We found that vaccine hesitation in our sample was high and had taken root since December 2021.

We also tested the likely success of messaging and information campaigns and how information should be framed and distributed.

Understanding the precise drivers of vaccine hesitation is key to designing these interventions.

Vaccination hesitancy in SA

Most of the people we spoke to didn’t want to be vaccinated. A small part was still undecided.

Fewer than one in five intended to get vaccinated as soon as possible, half the number reported in December 2021.

More than a third absolutely did not intend to be vaccinated. A quarter of respondents said he would only be vaccinated if required by a warrant.

Worryingly, those with chronic illnesses were no more likely to be vaccinated than others. Vaccine rejection was very high among older respondents.

And we found that access was by no means a reason not to get vaccinated among the most reluctant (a large group).

Awareness of the vital vaccine

Our results showed that it is crucial to raise awareness of the need for the vaccine, despite the current context of Omicron.

Few of the respondents we spoke to thought they needed the vaccine and many cited a very low personal risk of becoming seriously ill from Covid-19.

Many also thought the vaccine didn’t work and could kill them.

Few thought it would protect them from death.

Few people believed the vaccine was safe for pregnant women, nursing mothers, or the chronically ill.

Distrust of the government

And only one in four of our entire sample say they trust government information on Covid-19 very much.

A very large number of respondents opposed a vaccination mandate (nearly 75% of the entire sample) even though about half thought the mandates would work well.

Opponents overwhelmingly cited that it was an individual’s right to decide, with some arguing that the president said vaccination would not be mandatory.

Next steps

Given that mandates are likely to be used at work or school, with South Africa’s high unemployment rates, mandates may not substantially improve vaccination rates and will need to be addressed with care.

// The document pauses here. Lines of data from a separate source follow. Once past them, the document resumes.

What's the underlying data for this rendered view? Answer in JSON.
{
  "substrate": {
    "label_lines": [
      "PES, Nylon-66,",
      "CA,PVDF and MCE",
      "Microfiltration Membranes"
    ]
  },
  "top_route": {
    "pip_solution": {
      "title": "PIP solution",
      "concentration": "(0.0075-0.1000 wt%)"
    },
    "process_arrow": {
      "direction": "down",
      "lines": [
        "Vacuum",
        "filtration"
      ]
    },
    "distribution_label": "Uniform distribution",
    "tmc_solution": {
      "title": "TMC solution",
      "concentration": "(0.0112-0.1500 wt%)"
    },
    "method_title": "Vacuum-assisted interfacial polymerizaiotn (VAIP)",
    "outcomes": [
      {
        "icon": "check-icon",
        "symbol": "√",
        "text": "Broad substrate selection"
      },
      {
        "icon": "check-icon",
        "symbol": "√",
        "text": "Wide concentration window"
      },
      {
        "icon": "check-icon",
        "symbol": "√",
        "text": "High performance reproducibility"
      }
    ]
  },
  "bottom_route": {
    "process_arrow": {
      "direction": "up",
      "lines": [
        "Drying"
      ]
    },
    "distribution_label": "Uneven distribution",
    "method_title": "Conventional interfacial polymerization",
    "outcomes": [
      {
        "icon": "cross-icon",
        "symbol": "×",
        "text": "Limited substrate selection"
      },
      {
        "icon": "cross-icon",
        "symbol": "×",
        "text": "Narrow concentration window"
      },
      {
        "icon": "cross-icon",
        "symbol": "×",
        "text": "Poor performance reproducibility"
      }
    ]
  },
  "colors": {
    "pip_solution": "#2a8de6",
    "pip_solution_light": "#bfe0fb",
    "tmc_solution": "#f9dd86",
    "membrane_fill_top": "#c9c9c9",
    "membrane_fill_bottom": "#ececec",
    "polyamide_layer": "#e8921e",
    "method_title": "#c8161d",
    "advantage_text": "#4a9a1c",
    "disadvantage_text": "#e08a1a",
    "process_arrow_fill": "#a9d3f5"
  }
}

Messaging campaigns are an often used tool for improving adoption and are attractive due to their low-cost nature.

We tested two vaccine promotion messages (being part of the solution to ending the pandemic or getting vaccinated for more freedom) and found some small impacts on vaccine intentions.

The project also included a proof of concept to test policy messaging and receive results quickly.

Our results showed that targeted campaigns between groups with greater hesitation or risk would be needed.

The surveys have allowed us to identify some key determinants of vaccination levels and have determined that political action should not stop after vaccination: further communication should ensure that people come back for boosters and share their positive vaccination experiences. with the others.

Vaccine safety concerns need to be allayed, and improving belief in its efficacy is key if vaccination rates are to be increased.

This information will have to come from innovative sources given the lack of confidence in the Covid-19 government information.


Katherine Eyal, Research Associate, Southern Africa Labor and Development Research Unit (SALDRU), University of Cape Town.

This article was republished by The Conversation under a Creative Commons license. Read the original article.